The Claims Conference, or Conference on Jewish Material Claims Against Germany, said the 20,000 objects on record were taken from more than 200 private Jewish collections in German-occupied France and Belgium between 1940 and 1944.

A special Nazi task force gathered hundreds of thousands of art objects and millions of books and archives stolen from Jews and others, as well as from museums and libraries.

In Paris, the task force documented each of more than 20,000 objects on index cards or inventory lists.

The Claims Conference estimates the total number of Nazi-looted artworks at 650,000, of which 100-200,000 are still missing.

It aims to follow up its new free online resource with a similar initiative in Ukraine.

The issue of restitution of Nazi-looted art is still a sensitive one, not least because of the high value of some of the works in question.

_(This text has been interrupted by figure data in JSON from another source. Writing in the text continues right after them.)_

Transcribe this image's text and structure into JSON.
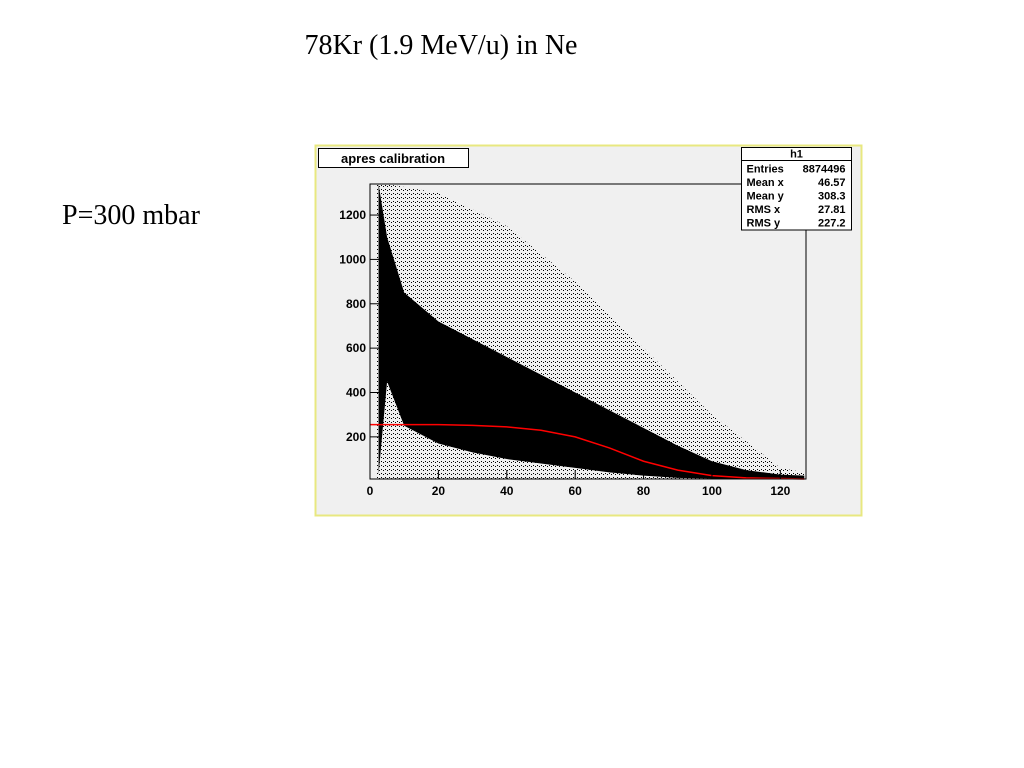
{
  "title": "78Kr (1.9 MeV/u) in Ne",
  "label": "P=300 mbar",
  "chart_data": {
    "type": "scatter",
    "title": "apres calibration",
    "stats": {
      "title": "h1",
      "rows": [
        {
          "label": "Entries",
          "value": 8874496
        },
        {
          "label": "Mean x",
          "value": 46.57
        },
        {
          "label": "Mean y",
          "value": 308.3
        },
        {
          "label": "RMS x",
          "value": 27.81
        },
        {
          "label": "RMS y",
          "value": 227.2
        }
      ]
    },
    "xlim": [
      0,
      127.5
    ],
    "xticks": [
      0,
      20,
      40,
      60,
      80,
      100,
      120
    ],
    "ylim": [
      10,
      1340
    ],
    "yticks": [
      200,
      400,
      600,
      800,
      1000,
      1200
    ],
    "sparse": {
      "color": "#000000",
      "x": [
        2,
        5,
        20,
        40,
        60,
        80,
        100,
        120,
        127
      ],
      "upper": [
        1340,
        1340,
        1300,
        1150,
        900,
        600,
        300,
        60,
        40
      ],
      "lower": [
        10,
        10,
        10,
        10,
        10,
        10,
        10,
        10,
        10
      ]
    },
    "band": {
      "color": "#000000",
      "x": [
        2.5,
        5,
        10,
        20,
        30,
        40,
        50,
        60,
        70,
        80,
        90,
        100,
        110,
        120,
        127
      ],
      "upper": [
        1340,
        1100,
        850,
        720,
        640,
        560,
        480,
        400,
        320,
        240,
        160,
        90,
        50,
        30,
        25
      ],
      "lower": [
        30,
        450,
        250,
        170,
        130,
        100,
        80,
        60,
        40,
        25,
        15,
        12,
        12,
        12,
        12
      ]
    },
    "fit": {
      "color": "#ff0000",
      "x": [
        0,
        10,
        20,
        30,
        40,
        50,
        60,
        70,
        80,
        90,
        100,
        110,
        120,
        127
      ],
      "values": [
        255,
        255,
        255,
        252,
        245,
        230,
        200,
        150,
        90,
        50,
        25,
        15,
        12,
        10
      ]
    }
  }
}
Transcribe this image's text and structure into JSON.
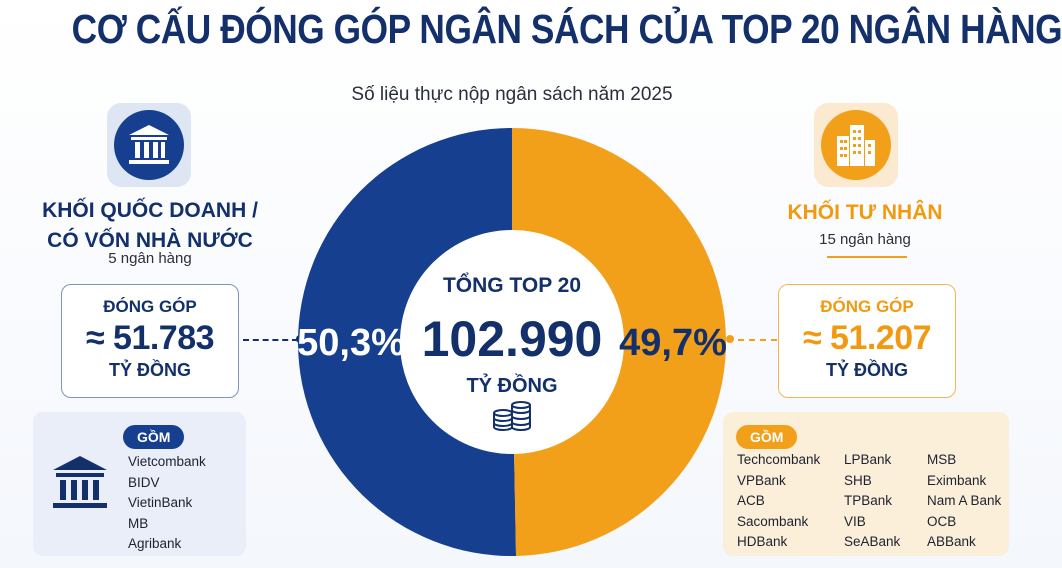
{
  "title": "CƠ CẤU ĐÓNG GÓP NGÂN SÁCH CỦA TOP 20 NGÂN HÀNG",
  "subtitle": "Số liệu thực nộp ngân sách năm 2025",
  "colors": {
    "state": "#173f8f",
    "private": "#f2a019",
    "navy": "#13306b"
  },
  "state_group": {
    "icon": "bank-building-icon",
    "name_line1": "KHỐI QUỐC DOANH /",
    "name_line2": "CÓ VỐN NHÀ NƯỚC",
    "count": "5 ngân hàng",
    "contribution_label": "ĐÓNG GÓP",
    "contribution_value": "≈ 51.783",
    "contribution_unit": "TỶ ĐỒNG",
    "members_label": "GỒM",
    "members": [
      "Vietcombank",
      "BIDV",
      "VietinBank",
      "MB",
      "Agribank"
    ]
  },
  "private_group": {
    "icon": "office-buildings-icon",
    "name": "KHỐI TƯ NHÂN",
    "count": "15 ngân hàng",
    "contribution_label": "ĐÓNG GÓP",
    "contribution_value": "≈ 51.207",
    "contribution_unit": "TỶ ĐỒNG",
    "members_label": "GỒM",
    "members": [
      "Techcombank",
      "LPBank",
      "MSB",
      "VPBank",
      "SHB",
      "Eximbank",
      "ACB",
      "TPBank",
      "Nam A Bank",
      "Sacombank",
      "VIB",
      "OCB",
      "HDBank",
      "SeABank",
      "ABBank"
    ]
  },
  "chart_data": {
    "type": "pie",
    "donut": true,
    "center_label": "TỔNG TOP 20",
    "center_value": "102.990",
    "center_unit": "TỶ ĐỒNG",
    "center_icon": "coin-stack-icon",
    "slices": [
      {
        "value": 50.3,
        "label": "50,3%",
        "value_bil": 51783,
        "color": "#173f8f"
      },
      {
        "value": 49.7,
        "label": "49,7%",
        "value_bil": 51207,
        "color": "#f2a019"
      }
    ]
  }
}
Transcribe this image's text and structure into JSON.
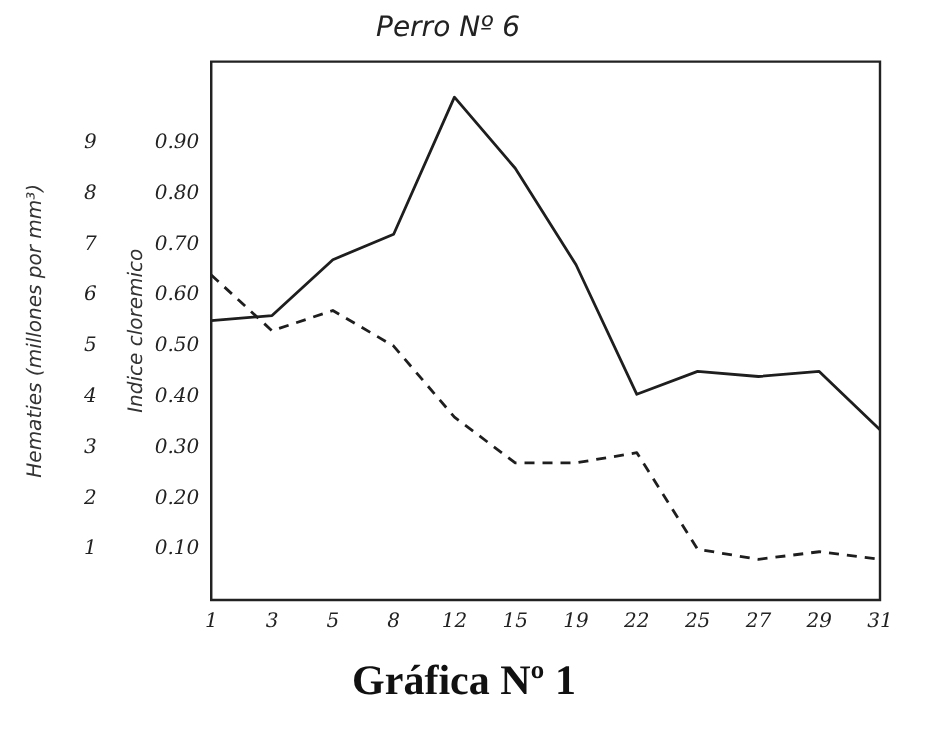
{
  "chart_data": {
    "type": "line",
    "title": "Perro Nº 6",
    "ylabel": "Hematies (millones por mm³)",
    "y2label": "Indice cloremico",
    "categories": [
      "1",
      "3",
      "5",
      "8",
      "12",
      "15",
      "19",
      "22",
      "25",
      "27",
      "29",
      "31"
    ],
    "series": [
      {
        "color": "#1e1e1e",
        "line_style": "solid",
        "values": [
          5.5,
          5.6,
          6.7,
          7.2,
          9.9,
          8.5,
          6.6,
          4.05,
          4.5,
          4.4,
          4.5,
          3.35
        ]
      },
      {
        "color": "#1e1e1e",
        "line_style": "dashed",
        "axis": "y2",
        "values": [
          0.64,
          0.53,
          0.57,
          0.5,
          0.36,
          0.27,
          0.27,
          0.29,
          0.1,
          0.08,
          0.095,
          0.08
        ]
      }
    ],
    "ylim": [
      0,
      10.6
    ],
    "yticks": [
      1,
      2,
      3,
      4,
      5,
      6,
      7,
      8,
      9
    ],
    "y2lim": [
      0,
      1.06
    ],
    "y2ticks": [
      {
        "value": 0.1,
        "label": "0.10"
      },
      {
        "value": 0.2,
        "label": "0.20"
      },
      {
        "value": 0.3,
        "label": "0.30"
      },
      {
        "value": 0.4,
        "label": "0.40"
      },
      {
        "value": 0.5,
        "label": "0.50"
      },
      {
        "value": 0.6,
        "label": "0.60"
      },
      {
        "value": 0.7,
        "label": "0.70"
      },
      {
        "value": 0.8,
        "label": "0.80"
      },
      {
        "value": 0.9,
        "label": "0.90"
      }
    ],
    "grid": false,
    "legend": false,
    "marker": "none",
    "annotations": [
      "Gráfica Nº 1"
    ]
  }
}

In 2006, Ronald S. Lauder paid a reported $135 million for a Klimt portrait of Adele Bloch-Bauer, whose niece was awarded the work and four others following a restitution battle with the Austrian government.

The deal was brokered by Christie's, which went on to auction the remaining four works for a combined $192.7 million.

In 2008, Sotheby's sold restituted or settled works worth $90 million, including a $60 million Kazimir Malevich returned to the artist's heirs after a museum in Amsterdam was forced to hand it over.